Ксанта, разумеется, соглашается. Они с Валтрудой просят прощения у хозяек и спускаются на нижний этаж замка, к конюшням, свинарникам, курятникам и овчарням. И вот, стоя на грязном дощатом настиле, поглаживая желтоглазую нагловатую козу, теребя пальцами ее и в самом деле удивительно длинную мягкую и теплую шерсть, Ксанта вдруг осознает, что сталось с ее мечтами о красивой жизни.

«Вот так, милая, в хлеву твое место, и нечего прикидываться!»

Валтруда меж тем рассказывает:

— У госпожи Граннор все было заведено по старым порядкам: чтобы муж и сын только ту одежду носили, которую она и ее дамы своими руками выткали и сшили.
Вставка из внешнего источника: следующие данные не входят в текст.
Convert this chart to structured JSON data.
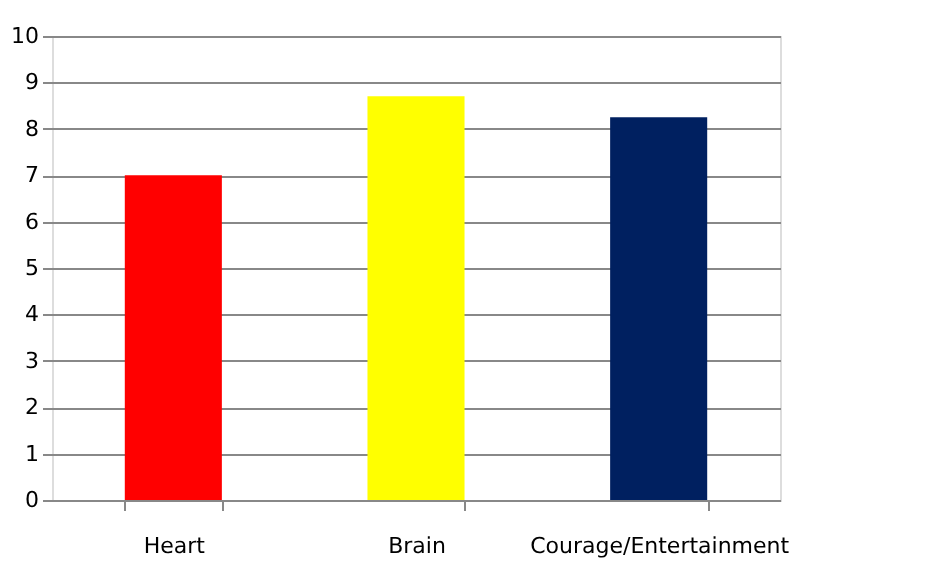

Из своей шерсти, из своего льна. За это ее все здесь высоко чтили. Моя госпожа тоже старается этих правил держаться, но она болезненная, слабая, ей труднее. Поэтому приходится все же что-то покупать. Тем более, что люди сейчас стали расточительными, всем нужны городские наряды, а то и заграничные…

«Вот тебе и здрасьте! — думает Ксанта, — Чтобы служанка второй жены хорошо отзывалась о первой! Нет, они тут все не такие, как быть должны!»

Потом они все же возвращаются в покои дам, и Валтруда начинает показывать Ксанте, как можно связать из козьей шерсти теплую подкладку для кожаной перчатки. Ксанта, как уже упоминалось, обожает подобные штуки; кроме того, она тоже из тех, кто привык одевать себя и близких своими руками, а потому с готовностью присоединяется к работающим дамам.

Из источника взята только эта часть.